Je stärker autoritäre Gegenentwürfe zur offenen Gesellschaft mit historischen Narrativen hinterlegt werden, desto mehr wird die Deutung der Vergangenheit zu einem Instrument der Auseinandersetzung um die Gestaltung der Zukunft.
Ein aktuelles Beispiel ist die gegenwärtige Wiederentdeckung von Oswald Spenglers Der Untergang des Abendlandes (1918) durch antiliberale Historiker*innen und Vertreter*innen der Neuen Rechten. Spengler beschreibt hier den zyklischen Aufstieg und Niedergang paradigmatisch unvermischter, „identitärer“ Kulturen.
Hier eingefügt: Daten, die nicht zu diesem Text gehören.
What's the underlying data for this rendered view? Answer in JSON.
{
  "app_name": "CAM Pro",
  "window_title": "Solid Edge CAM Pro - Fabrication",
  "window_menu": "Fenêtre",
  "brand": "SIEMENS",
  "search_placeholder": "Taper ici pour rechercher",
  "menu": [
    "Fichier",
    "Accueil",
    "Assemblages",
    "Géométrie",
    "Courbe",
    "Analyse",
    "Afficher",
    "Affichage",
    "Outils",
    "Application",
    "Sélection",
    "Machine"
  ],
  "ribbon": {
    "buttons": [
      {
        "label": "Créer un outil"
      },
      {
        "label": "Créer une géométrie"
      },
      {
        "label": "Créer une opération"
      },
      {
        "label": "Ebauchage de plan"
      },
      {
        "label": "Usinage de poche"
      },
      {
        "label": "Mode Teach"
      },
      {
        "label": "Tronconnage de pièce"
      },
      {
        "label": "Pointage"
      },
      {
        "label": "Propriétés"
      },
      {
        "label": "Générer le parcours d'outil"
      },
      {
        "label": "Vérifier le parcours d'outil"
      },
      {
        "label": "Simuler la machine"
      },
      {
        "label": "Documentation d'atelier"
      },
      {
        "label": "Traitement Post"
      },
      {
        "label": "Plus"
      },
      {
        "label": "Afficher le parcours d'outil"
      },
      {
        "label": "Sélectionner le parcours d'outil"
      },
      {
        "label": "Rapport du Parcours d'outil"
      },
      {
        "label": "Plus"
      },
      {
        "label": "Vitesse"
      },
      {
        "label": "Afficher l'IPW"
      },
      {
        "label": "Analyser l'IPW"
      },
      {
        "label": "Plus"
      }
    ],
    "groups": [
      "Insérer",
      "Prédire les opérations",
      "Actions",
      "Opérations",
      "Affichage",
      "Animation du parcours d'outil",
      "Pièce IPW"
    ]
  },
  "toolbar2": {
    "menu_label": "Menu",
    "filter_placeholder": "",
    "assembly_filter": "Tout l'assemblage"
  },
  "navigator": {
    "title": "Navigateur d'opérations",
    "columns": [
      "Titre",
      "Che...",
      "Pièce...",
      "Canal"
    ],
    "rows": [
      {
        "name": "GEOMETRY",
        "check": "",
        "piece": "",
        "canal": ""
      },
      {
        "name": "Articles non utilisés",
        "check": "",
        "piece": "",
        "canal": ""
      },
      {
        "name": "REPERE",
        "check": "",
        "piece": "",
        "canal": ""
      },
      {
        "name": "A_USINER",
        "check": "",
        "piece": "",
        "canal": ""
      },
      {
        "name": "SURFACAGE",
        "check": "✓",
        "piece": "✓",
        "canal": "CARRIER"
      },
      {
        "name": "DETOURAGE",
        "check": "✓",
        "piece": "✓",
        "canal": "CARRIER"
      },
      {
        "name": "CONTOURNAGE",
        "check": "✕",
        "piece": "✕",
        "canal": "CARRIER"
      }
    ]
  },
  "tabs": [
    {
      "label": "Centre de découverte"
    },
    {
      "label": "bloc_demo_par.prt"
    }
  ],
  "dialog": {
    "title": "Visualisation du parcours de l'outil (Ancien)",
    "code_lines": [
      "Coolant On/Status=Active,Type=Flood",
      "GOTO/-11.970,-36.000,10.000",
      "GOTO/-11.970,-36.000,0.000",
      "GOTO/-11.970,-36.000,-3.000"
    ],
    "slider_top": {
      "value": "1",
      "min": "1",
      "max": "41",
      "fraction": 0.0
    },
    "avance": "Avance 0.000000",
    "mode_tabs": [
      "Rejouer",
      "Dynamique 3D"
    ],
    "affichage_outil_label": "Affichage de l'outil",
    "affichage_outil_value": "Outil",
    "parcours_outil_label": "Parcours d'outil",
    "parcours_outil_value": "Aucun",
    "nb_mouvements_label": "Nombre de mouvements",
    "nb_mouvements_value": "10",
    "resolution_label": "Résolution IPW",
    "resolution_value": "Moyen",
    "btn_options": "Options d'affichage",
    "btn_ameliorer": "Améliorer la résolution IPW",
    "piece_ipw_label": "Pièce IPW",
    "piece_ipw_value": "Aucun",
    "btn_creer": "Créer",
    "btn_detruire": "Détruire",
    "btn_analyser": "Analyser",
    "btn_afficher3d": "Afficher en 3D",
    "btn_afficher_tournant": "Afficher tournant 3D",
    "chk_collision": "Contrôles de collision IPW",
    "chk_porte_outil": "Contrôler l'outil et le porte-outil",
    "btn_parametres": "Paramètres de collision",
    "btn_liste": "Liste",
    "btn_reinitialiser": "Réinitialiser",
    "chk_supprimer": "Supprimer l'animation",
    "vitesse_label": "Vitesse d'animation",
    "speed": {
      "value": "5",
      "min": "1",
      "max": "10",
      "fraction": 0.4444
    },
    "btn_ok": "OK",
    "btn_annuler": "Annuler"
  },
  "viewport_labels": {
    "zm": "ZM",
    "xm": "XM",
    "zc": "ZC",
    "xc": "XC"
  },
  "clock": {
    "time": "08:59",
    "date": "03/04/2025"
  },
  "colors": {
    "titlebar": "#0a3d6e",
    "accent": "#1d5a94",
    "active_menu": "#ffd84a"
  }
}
Dabei greift er überkommene, wirkmächtige Konzepte auf, wie die Idee kultureller Reinheit, die Beschreibung historischer Epochen am Modell des Lebenszyklus’ biologischer Organismen, die geschichtsphilosophische Figur der ewigen Wiederkehr des Gleichen und das Endzeit-Denken der Apokalyptik. Daraus konstruiert Spengler ein weltgeschichtliches Panorama, dessen großer öffentlicher Erfolg in der Zeit nach dem Ersten Weltkrieg in eklatantem Widerspruch zum wissenschaftlichen Niveau des „halbgebildeten Scharlatan“ (Harry Graf Kessler) steht, wie schon zeitgenössische Rezensenten betonten.
Natürlich werden die Auswahl, Analyse und Interpretation historischer Quellen und Befunde stets von der „Episteme“ – dem historischen Wissensfundament ihrer Zeit – geleitet und von politischen und weltanschaulichen Präferenzen der Forscher:innen gelenkt. Jede Rekonstruktion und Erzählung der Vergangenheit enthält deshalb Elemente von „Verzerrung“.
Und doch besteht ein fundamentaler Unterschied zwischen einer wissenschaftlich motivierten Herangehensweise, die auf einem regulativen Wahrheitsbegriff, einer erprobten Fachmethodik sowie rechenschaftsfähiger Quellenkritik und -Hermeneutik basiert und historischen Narrativen, die in erster Linie politisch motiviert sind und gezielt für ideologische Zwecke eingesetzt werden.
Hier setzt das Jahresthema 2025/26 des Berliner Antike-Kollegs unter dem Titel „Antike im Zerrspiegel politischer Ideologien“ an. Es soll dazu anregen, die Spannung zwischen dem komplexen Bedingungsgefüge historischer Interpretation und der Indienstnahme historischer Narrative für politische Agenden interdisziplinär zu beleuchten, Zusammenhänge und Unterschied zwischen methodenbasierter Arbeit am antiken Quellenmaterial und dessen ideologischer Ausbeutung und politischer Instrumentalisierung differenziert zu diskutieren und so die Bedeutung der Erforschung der Antike für die Gegenwart aufzuzeigen.
Im Rahmen des Jahresthemas 2025/26 wird das BAK ein vielfältiges Programm aus wissenschaftlichen Beiträgen, öffentlichen Vortragsabenden und Gesprächsformaten mit Vertreter:innen involvierter Wissenschaften, Studierenden und der interessierten Öffentlichkeit veranstalten.